Manuel, a cerca de dez metros de mim, deitado de ventre no chão, com a cabeça
dirigida para os meus pés. O rosto mostrava sinais de terror. Vestia um
roupão de cor verde, sem bolsos exteriores, de trespasse, totalmente
abotoado, que, mais tarde constatei estar ensopado em sangue, mais ou menos à
altura do coração, talvez um pouco mais acima. A mão direita pousava, como
uma aranha, sobre a coronha de uma pistola de calibre 6,35 mm. Pelo exame da
pistola, constatei que disparara dois tiros. Por baixo do roupão, o sr. Manuel estava vestido com uma camisa branca, muito
fina, aberta no colarinho. Muito embora o seu gosto a vestir fosse
requintado, tinha o hábito de trabalhar sempre com o roupão, no seu
escritório. Quando estava calor, dispensava a gravata, como era o caso
presente, mas, como andava muito constipado, abotoava sempre o roupão até
cima. Por
cima da camisa, um pouco abaixo do sovaco esquerdo, usava o coldre da sua
arma, quer fosse a comer, a passear, a trabalhar… e mesmo para dormir,
punha-a minuciosamente preparada e à mão de semear, debaixo da travesseira.
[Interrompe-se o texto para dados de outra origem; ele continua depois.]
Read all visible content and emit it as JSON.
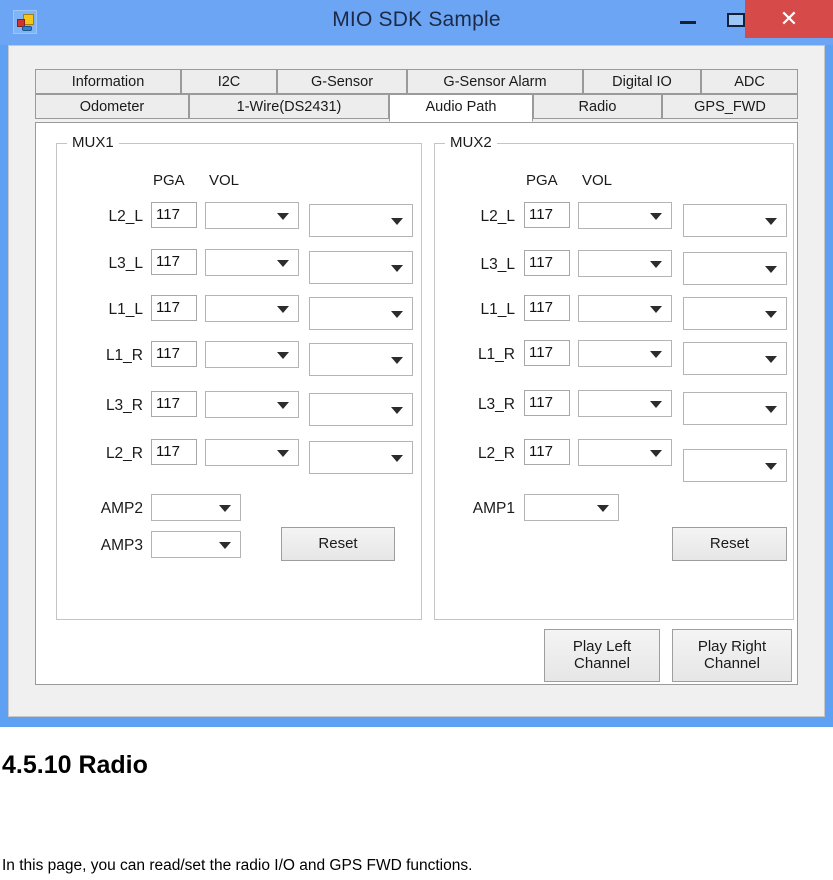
{
  "window": {
    "title": "MIO SDK Sample",
    "icon": "visual-studio-app-icon",
    "controls": {
      "minimize": "–",
      "maximize": "☐",
      "close": "✕"
    },
    "colors": {
      "titlebar": "#6BA5F4",
      "frame": "#5EA0F2",
      "close_button": "#D64A4A",
      "client": "#F0F0F0",
      "tab_selected": "#FFFFFF"
    }
  },
  "tabs": {
    "row1": [
      {
        "label": "Information",
        "selected": false
      },
      {
        "label": "I2C",
        "selected": false
      },
      {
        "label": "G-Sensor",
        "selected": false
      },
      {
        "label": "G-Sensor Alarm",
        "selected": false
      },
      {
        "label": "Digital IO",
        "selected": false
      },
      {
        "label": "ADC",
        "selected": false
      }
    ],
    "row2": [
      {
        "label": "Odometer",
        "selected": false
      },
      {
        "label": "1-Wire(DS2431)",
        "selected": false
      },
      {
        "label": "Audio Path",
        "selected": true
      },
      {
        "label": "Radio",
        "selected": false
      },
      {
        "label": "GPS_FWD",
        "selected": false
      }
    ]
  },
  "mux1": {
    "title": "MUX1",
    "headers": {
      "pga": "PGA",
      "vol": "VOL"
    },
    "rows": [
      {
        "label": "L2_L",
        "pga": "117",
        "vol": "",
        "path": ""
      },
      {
        "label": "L3_L",
        "pga": "117",
        "vol": "",
        "path": ""
      },
      {
        "label": "L1_L",
        "pga": "117",
        "vol": "",
        "path": ""
      },
      {
        "label": "L1_R",
        "pga": "117",
        "vol": "",
        "path": ""
      },
      {
        "label": "L3_R",
        "pga": "117",
        "vol": "",
        "path": ""
      },
      {
        "label": "L2_R",
        "pga": "117",
        "vol": "",
        "path": ""
      }
    ],
    "amp2": {
      "label": "AMP2",
      "value": ""
    },
    "amp3": {
      "label": "AMP3",
      "value": ""
    },
    "reset": "Reset"
  },
  "mux2": {
    "title": "MUX2",
    "headers": {
      "pga": "PGA",
      "vol": "VOL"
    },
    "rows": [
      {
        "label": "L2_L",
        "pga": "117",
        "vol": "",
        "path": ""
      },
      {
        "label": "L3_L",
        "pga": "117",
        "vol": "",
        "path": ""
      },
      {
        "label": "L1_L",
        "pga": "117",
        "vol": "",
        "path": ""
      },
      {
        "label": "L1_R",
        "pga": "117",
        "vol": "",
        "path": ""
      },
      {
        "label": "L3_R",
        "pga": "117",
        "vol": "",
        "path": ""
      },
      {
        "label": "L2_R",
        "pga": "117",
        "vol": "",
        "path": ""
      }
    ],
    "amp1": {
      "label": "AMP1",
      "value": ""
    },
    "reset": "Reset"
  },
  "playback": {
    "play_left": "Play Left\nChannel",
    "play_right": "Play Right\nChannel"
  },
  "document": {
    "heading": "4.5.10 Radio",
    "paragraph": "In this page, you can read/set the radio I/O and GPS FWD functions."
  }
}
Confirmei a sua existência no citado lugar. 4
– A uma distância de 5 metros de mim, isto é, a meio caminho entre o corpo do
pai e a porta onde eu me encontrava, estava deitado o José, com o flanco direito
no chão, de joelhos dobrados e tendo entre os dedos (bem cerrados) a coronha
de uma pistola do mesmo modelo da do pai. José, era um homem forte, há doze anos na Marinha, como
oficial. A sua cabeça, dirigida na minha direcção,
mostrava uma ausência de expressão. No seu lado direito, vi desenhada na
alcatifa uma mancha de sangue, que fez lembrar uma foice (a parte cortante),
com os bicos lançados para os pés e para a cabeça. Tinha um aspecto parecido com o de uma lua em fase de quarto-minguante.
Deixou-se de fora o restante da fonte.